Unlike Ebola, the virus itself causes only a mild and rarely life-threatening illness – but has been placed in the same category of concern by WHO. Adult infection with the virus is seldom serious: “Zika alone would never be a public health emergency of international concern”, said Professor David Heymann, chair of the emergency committee.
“While many lessons from Ebola apply to Zika, it is essential to remember that these are different diseases and must be treated as such”
Symptoms include fever, rash, and joint pain – though it has been linked to a few cases of Guillain-Barré syndrome (a rare condition which causes paralysis). Concern arises when pregnant women become infected; the virus is thought to have serious consequences for the neurological health and wellbeing of the foetus. In actuality, up to 80 per cent of people infected may suffer only minor symptoms or be entirely asymptomatic, according to Marcelo Castro, the Health Minister for Brazil. This presents a significant problem for gathering data on the disease, and determining a de facto connection with microcephaly (which has been the driving force behind WHO intervention).
“To figure out the link with Zika virus, large numbers of cases of microcephaly have to be traced and assessed and the exposure of the mother to Zika virus has to be established”, said Heymann, going on to add: “It is a very complicated issue”.
With the first confirmed case in Europe of an infected pregnant woman comes further affirmation that prevention is an issue for international concern. No vaccine for Zika currently exists; instead, current interventions must target the Aedes mosquito, which is largely responsible for spreading the virus.
“As long as [the mosquitoes] are reproducing, we are all losing the battle. We have to mobilise to win it”, were the fighting words of Brazil’s president, Dilma Rousseff.
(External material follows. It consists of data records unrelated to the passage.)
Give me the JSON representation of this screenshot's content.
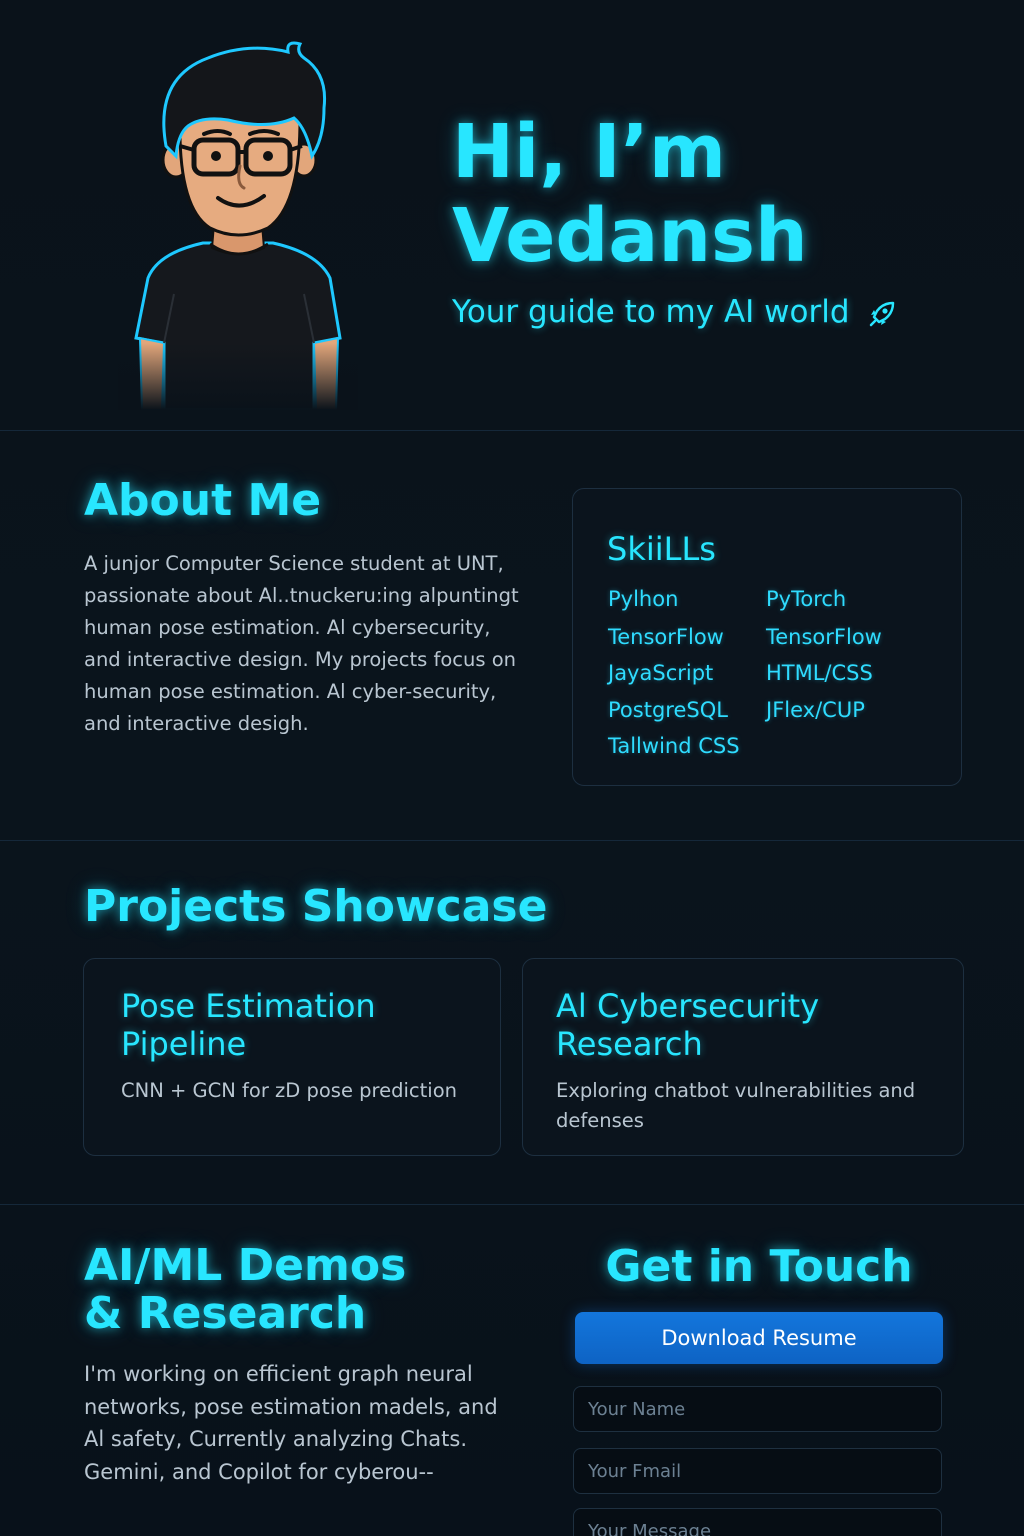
{
  "hero": {
    "title_line1": "Hi, I’m",
    "title_line2": "Vedansh",
    "subtitle": "Your guide to my AI world",
    "subtitle_icon": "rocket-icon"
  },
  "about": {
    "heading": "About Me",
    "text": "A junjor Computer Science student at UNT, passionate about Al..tnuckeru:ing alpuntingt human pose estimation. Al cybersecurity, and interactive design. My projects focus on human pose estimation. Al cyber-security, and interactive desigh."
  },
  "skills": {
    "heading": "SkiiLLs",
    "left": [
      "Pylhon",
      "TensorFlow",
      "JayaScript",
      "PostgreSQL",
      "Tallwind CSS"
    ],
    "right": [
      "PyTorch",
      "TensorFlow",
      "HTML/CSS",
      "JFlex/CUP"
    ]
  },
  "projects": {
    "heading": "Projects Showcase",
    "items": [
      {
        "title_line1": "Pose Estimation",
        "title_line2": "Pipeline",
        "description": "CNN + GCN for zD pose prediction"
      },
      {
        "title_line1": "Al Cybersecurity",
        "title_line2": "Research",
        "description": "Exploring chatbot vulnerabilities and defenses"
      }
    ]
  },
  "demos": {
    "heading_line1": "AI/ML Demos",
    "heading_line2": "& Research",
    "text": "I'm working on efficient graph neural networks, pose estimation madels, and Al safety, Currently analyzing Chats. Gemini, and Copilot for cyberou--"
  },
  "contact": {
    "heading": "Get in Touch",
    "download_label": "Download Resume",
    "name_placeholder": "Your Name",
    "email_placeholder": "Your Fmail",
    "message_placeholder": "Your Message"
  },
  "colors": {
    "accent": "#28e6ff",
    "button": "#1376dc",
    "background": "#0a121a"
  }
}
She has recently signed a law which allows health officials access to any building suspected of being a mosquito breeding ground – regardless of whether or not the owner can be contacted. Although the WHO is currently developing a diagnostic test for all three of the viruses caused by the Aedes mosquito (Zika, Dengue, and Chikungunya), which should be viable within the next month, a vaccine is much further away. Jacques Wagner, the Brazilian president’s chief of staff has told reporters: “It could be between three and five years”.
Until then, resources must be directed at management of the mosquito population and, perhaps most importantly, aid for those affected by the spike in incidence of microcephaly – whether Zika is responsible or not.